On ne dira jamais assez à quel point le jeune enseignant apprend au contact de ses aînés. Je restai bien entendu en retrait la vingtaine de fois où la scène se reproduisit, mais j’engrangeai savoir et expérience et, l’année suivante, à l’occasion du petit Aîd – puisqu’ « ils le fêtent deux fois » comme le rappelait récemment un proviseur adjoint, « alors qu’ils sont même pas obligés » – je les mis à profit. Je notai, en pénétrant dans ma petite épicerie de quartier, que le vendeur était étrangement enturbané et arborait un air plus solennel qu’à l’habitude. J’attendis le moment où il me rendait ma monnaie pour lui lancer un « heureux Aïd ». Posant sa main sur son coeur, il me remercia avec un grand sourire. Je crus qu’il allait pleurer. 

Il y a tout de même beaucoup de politesse chez ces peuples. Il paraît qu’en Afrique, il y avait aussi beaucoup de reconnaissance dans le regard des femmes que les colons pensaient à détacher après les avoir violées.

Une minute de silence, ou cinq minutes de discussion?

( Article publié pour la première fois en mars 2012, le jour de la mort de Mohamed Merah)

A un cours sur quatre ou cinq, il y en a un qui me demande: « Et Monsieur, comment on fait si le sujet c’est sur les religions? » Frisson. Ils auraient bien des avis sur la question, mais ils sentent qu’une partie est suspecte, y compris à leurs yeux, et doutent du coup de tout le reste. La peur de dire une connerie, d’avoir 0, et le pire: pas pour avoir voulu faire de la provoc, mais simplement parce que c’était la seule idée qu’ils aient jamais entendue sur le sujet, ou parce que là, sur le coup, ils ne voyaient pas de problème dans ce qu’ils écrivaient.

Et pourtant, comme ils sont humains, bienveillants, sympas tout simplement! Et comme ils ont envie de savoir, de comprendre la position sur laquelle on attend qu’ils s’accordent et qu’on explique si peu. Et dont on montre si peu l’exemple.

Est-on fondé à faire peser sur la tête de gamins qu’on fait slalomer entre des mots tabous l’épée de Damoclès de la malpensance, quand une fois sur deux le mot « musulman » est employé en lieu et place du mot « maghrébin »? Dans un pays où cette confusion est quasiment un préalable des discours privés et publics, au même titre que celle entre « Juif » et « juif », peut-on attendre que la laïcité soit une idée comprise de tous?

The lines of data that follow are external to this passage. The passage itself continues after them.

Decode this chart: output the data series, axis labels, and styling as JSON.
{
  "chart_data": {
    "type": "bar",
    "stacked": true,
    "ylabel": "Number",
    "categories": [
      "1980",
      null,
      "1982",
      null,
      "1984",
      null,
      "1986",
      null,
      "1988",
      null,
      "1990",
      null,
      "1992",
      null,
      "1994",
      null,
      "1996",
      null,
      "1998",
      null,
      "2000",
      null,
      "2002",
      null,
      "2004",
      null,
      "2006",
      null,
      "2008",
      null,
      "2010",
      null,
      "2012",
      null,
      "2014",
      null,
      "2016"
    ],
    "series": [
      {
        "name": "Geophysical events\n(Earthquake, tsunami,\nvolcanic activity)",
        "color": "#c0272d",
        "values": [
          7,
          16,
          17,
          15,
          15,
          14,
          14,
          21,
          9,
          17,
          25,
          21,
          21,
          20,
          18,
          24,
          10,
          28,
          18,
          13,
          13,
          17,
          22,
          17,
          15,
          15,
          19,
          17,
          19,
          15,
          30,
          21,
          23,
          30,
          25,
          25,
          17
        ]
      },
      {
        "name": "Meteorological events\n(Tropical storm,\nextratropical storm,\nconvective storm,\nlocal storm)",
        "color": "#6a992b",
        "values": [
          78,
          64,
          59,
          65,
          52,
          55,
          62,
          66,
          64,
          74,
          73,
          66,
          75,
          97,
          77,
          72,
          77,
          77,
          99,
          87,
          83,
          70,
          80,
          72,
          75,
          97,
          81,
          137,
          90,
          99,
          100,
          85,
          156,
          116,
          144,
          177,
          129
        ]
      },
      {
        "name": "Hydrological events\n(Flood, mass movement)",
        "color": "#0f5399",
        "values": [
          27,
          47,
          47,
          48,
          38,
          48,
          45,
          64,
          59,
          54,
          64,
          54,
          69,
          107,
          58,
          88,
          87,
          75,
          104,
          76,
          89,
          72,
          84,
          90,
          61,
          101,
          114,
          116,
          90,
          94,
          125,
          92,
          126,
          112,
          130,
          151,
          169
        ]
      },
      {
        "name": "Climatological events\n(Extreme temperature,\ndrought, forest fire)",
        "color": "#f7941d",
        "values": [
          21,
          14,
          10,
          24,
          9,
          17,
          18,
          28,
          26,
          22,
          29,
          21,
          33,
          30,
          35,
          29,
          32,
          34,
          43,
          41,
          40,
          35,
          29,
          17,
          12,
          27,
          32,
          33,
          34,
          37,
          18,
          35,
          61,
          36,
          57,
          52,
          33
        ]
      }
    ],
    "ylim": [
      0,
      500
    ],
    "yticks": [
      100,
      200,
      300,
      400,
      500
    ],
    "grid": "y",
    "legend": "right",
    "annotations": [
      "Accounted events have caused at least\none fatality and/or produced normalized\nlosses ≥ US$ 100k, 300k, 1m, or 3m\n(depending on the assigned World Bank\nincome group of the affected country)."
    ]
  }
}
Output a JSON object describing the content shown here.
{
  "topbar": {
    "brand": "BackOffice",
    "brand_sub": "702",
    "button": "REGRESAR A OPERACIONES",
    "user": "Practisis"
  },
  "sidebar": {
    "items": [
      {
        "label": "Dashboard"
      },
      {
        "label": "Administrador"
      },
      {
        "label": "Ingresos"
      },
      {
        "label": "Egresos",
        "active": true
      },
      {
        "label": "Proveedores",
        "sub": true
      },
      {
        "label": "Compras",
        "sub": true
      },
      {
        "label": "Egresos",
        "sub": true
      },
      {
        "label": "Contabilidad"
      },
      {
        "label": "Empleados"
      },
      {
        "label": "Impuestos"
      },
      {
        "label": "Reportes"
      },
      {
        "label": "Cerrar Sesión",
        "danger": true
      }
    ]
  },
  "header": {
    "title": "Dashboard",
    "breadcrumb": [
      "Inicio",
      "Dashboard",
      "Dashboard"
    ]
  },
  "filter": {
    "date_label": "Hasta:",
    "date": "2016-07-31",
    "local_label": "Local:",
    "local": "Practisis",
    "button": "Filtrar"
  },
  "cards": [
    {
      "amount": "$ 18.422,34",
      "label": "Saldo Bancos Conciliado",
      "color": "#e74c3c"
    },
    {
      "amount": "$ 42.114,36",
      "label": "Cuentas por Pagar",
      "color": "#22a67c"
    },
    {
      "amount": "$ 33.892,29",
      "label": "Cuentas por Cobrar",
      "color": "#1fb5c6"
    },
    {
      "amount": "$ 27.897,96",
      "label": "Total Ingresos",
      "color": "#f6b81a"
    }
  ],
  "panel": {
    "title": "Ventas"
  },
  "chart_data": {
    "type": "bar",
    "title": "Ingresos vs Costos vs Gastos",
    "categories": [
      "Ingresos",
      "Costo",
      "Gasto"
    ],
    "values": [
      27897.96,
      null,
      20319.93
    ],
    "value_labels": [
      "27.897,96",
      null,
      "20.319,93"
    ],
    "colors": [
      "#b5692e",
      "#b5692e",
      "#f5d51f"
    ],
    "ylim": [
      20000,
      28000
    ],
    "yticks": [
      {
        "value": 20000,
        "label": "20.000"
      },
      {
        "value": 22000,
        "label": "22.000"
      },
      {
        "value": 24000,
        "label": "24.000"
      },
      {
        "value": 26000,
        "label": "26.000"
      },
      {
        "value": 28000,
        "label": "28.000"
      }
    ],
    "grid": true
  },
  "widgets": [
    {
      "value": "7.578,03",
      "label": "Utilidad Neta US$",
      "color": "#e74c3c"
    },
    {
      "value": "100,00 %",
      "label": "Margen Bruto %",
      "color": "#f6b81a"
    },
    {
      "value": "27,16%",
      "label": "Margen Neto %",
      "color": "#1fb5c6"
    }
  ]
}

Et désolé de revenir à lui, mais: comment fonderait-on une perception et un sentiment communs quant un ministre peut échapper à l’énormité d’une déclaration en donnant à un mot un sens nouveau et qu’il est quasiment le seul à admettre?

Lorsqu’on fait une minute de silence, me semble-t-il, on ferme la bouche, et parfois les yeux, pour revenir à un socle commun, à une évidence à la fois intime et collectivement partagée. Sauf à considérer que les notions de République et de laïcité et les informations factuelles les plus élémentaires sur la tuerie de Toulouse sont de l’ordre de l’inné, que tout citoyen Français a un télex AFP, une Déclaration des droits de l’homme, une loi de 1905 et une Constitution de 48 dans le cerveau reptilien, les bouches et les yeux se sont fermés, ce matin, en de trop nombreux endroits, sur un drôle de chaos.

Et il fallait bien cinq minutes de parole plutôt qu’une minute de silence pour rappeler que nous pleurions sept enfants de la République.